On Mon, 7 Oct 2002, Lemmerhirt, Fred wrote:

I am about to assign the this problem:

A 75kg boater tosses a 5kg anchor horizontally, straight forward across the
bow of his 125kg boat at 2m/s relative to the water. a) Neglecting any
horizontal force applied to the boat by the water, calculate the boat's
backward speed across the water just as the anchor leaves the boater's hand.
(The boat is initially at rest on the water.) b) At least how much work
must the boater have done to throw the anchor in this way?

But all of the PHYS-L debate about proper usage of work and energy
terminology that I have followed has caused me to worry (possibly more than
I should) about items like part b of this problem. Would some object to
this sort of question? (The expected response is that the work should equal
the total KE aquired by the boat, boater, and anchor.)
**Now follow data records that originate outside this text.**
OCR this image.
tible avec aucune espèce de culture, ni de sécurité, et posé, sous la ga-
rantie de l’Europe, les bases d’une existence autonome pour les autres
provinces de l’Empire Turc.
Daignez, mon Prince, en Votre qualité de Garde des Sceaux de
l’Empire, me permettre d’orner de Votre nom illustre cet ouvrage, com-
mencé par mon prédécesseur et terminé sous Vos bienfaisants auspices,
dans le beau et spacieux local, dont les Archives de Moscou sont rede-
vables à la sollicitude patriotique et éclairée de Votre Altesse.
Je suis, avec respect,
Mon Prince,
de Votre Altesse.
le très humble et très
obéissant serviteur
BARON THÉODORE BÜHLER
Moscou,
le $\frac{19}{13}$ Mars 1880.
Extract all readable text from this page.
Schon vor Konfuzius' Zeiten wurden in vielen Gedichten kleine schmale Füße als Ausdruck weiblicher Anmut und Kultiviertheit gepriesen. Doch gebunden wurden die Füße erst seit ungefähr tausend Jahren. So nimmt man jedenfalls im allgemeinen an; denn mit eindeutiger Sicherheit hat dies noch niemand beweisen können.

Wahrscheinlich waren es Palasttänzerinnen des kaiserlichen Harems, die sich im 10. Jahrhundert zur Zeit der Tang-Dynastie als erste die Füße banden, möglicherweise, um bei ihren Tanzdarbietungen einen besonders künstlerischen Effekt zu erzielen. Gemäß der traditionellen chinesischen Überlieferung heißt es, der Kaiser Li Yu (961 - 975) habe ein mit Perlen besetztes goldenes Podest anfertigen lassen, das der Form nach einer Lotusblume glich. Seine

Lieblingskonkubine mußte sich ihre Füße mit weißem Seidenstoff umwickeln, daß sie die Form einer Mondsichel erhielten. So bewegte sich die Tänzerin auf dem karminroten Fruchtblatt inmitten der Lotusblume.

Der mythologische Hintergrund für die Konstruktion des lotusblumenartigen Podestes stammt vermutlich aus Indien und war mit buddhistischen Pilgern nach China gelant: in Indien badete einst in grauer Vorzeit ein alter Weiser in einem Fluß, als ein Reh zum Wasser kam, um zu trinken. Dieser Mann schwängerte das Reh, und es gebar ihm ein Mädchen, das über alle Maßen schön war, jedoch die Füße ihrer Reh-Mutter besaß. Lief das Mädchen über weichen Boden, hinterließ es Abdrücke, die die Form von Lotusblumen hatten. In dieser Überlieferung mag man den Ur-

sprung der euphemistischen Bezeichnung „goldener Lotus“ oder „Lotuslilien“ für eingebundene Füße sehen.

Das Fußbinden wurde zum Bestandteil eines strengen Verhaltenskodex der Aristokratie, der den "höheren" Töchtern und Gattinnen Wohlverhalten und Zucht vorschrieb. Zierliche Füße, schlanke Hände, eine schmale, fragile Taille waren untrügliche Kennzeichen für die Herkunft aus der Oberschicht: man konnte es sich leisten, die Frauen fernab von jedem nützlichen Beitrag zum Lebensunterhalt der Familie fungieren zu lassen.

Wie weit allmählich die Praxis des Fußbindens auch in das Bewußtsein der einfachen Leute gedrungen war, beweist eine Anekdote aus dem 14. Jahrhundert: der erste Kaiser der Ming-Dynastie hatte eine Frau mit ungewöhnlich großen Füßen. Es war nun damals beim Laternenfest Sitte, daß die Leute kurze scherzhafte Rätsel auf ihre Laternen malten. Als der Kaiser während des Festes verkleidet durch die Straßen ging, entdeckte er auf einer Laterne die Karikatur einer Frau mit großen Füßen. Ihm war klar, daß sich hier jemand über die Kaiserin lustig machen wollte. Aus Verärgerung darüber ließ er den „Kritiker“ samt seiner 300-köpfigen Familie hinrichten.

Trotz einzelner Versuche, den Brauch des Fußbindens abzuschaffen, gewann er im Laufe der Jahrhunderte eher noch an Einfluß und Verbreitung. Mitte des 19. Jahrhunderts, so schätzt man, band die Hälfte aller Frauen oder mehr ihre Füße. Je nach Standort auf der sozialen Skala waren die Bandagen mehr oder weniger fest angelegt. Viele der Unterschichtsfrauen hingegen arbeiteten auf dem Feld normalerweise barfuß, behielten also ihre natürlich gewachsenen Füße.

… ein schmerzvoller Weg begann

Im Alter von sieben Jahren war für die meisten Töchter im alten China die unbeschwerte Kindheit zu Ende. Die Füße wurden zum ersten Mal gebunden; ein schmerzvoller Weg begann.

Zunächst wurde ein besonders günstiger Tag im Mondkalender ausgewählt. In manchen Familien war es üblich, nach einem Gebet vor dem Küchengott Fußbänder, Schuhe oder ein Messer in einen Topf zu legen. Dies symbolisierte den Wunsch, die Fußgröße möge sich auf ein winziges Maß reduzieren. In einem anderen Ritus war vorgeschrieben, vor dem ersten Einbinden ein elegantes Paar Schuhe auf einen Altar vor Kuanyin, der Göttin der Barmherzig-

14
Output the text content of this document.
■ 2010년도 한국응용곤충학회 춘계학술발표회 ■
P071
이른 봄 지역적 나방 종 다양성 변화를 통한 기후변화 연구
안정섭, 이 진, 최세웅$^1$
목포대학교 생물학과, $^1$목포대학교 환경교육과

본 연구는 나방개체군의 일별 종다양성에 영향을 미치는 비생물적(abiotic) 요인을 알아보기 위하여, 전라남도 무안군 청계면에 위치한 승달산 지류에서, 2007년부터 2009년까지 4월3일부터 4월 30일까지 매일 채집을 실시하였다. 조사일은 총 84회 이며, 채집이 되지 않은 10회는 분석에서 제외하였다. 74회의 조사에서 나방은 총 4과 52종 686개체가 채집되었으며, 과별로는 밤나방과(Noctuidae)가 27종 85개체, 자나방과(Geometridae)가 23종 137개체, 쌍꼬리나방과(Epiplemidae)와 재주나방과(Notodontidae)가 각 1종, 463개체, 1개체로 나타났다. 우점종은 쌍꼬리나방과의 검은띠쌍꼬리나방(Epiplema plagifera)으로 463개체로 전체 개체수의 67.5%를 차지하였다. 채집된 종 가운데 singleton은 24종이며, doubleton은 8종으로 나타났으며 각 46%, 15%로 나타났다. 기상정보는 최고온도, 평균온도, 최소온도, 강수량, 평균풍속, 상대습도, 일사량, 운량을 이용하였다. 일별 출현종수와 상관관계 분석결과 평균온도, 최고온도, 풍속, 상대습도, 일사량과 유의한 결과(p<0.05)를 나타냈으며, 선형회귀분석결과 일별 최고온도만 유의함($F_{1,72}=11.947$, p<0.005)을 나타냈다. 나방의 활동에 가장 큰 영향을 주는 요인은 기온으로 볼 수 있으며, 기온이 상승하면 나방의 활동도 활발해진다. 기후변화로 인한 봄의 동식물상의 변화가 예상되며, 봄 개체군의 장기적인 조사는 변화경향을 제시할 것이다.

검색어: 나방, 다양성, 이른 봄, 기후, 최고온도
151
Well. At the risk of fulfilling JD's prophecy allow me to suggest
what I think is a more defensible answer: The (minimum) work done by
the boater is equal to the total (bulk) kinetic energy acquired by the
boat and the anchor. I get 10.16 J rather than the 10.25 J that is
obtained by adding in the boater's kinetic energy. After all, who
among us--other than, perhaps, myself (and I'm not so sure about
that)--is flexible enough to accommodate the notion that the boater
does work on herself.

If the boater doesn't do work on herself, where *does* the boater's KE
"come from"? I'd be more willing to accept at least the following two
answers:

1. It comes from herself via an energy transformation (from internal
form to bulk kinetic form) that is mediated by external forces
provided by the anchor and the boat.

2. It comes from pseudowork performed on the boater by the
anchor and the boat.

John Mallinckrodt
Cal Poly Pomona

P.S. It's interesting to note that, to two or three sig figs, the
answer is the same whichever choice you make. If I gave the problem
to students, I think I'd adjust the numbers to make the inclusion or
exclusion of the boater's KE have nonnegligible consequences.

This posting is the position of the writer, not that of SUNY-BSC, NAU or the AAPT.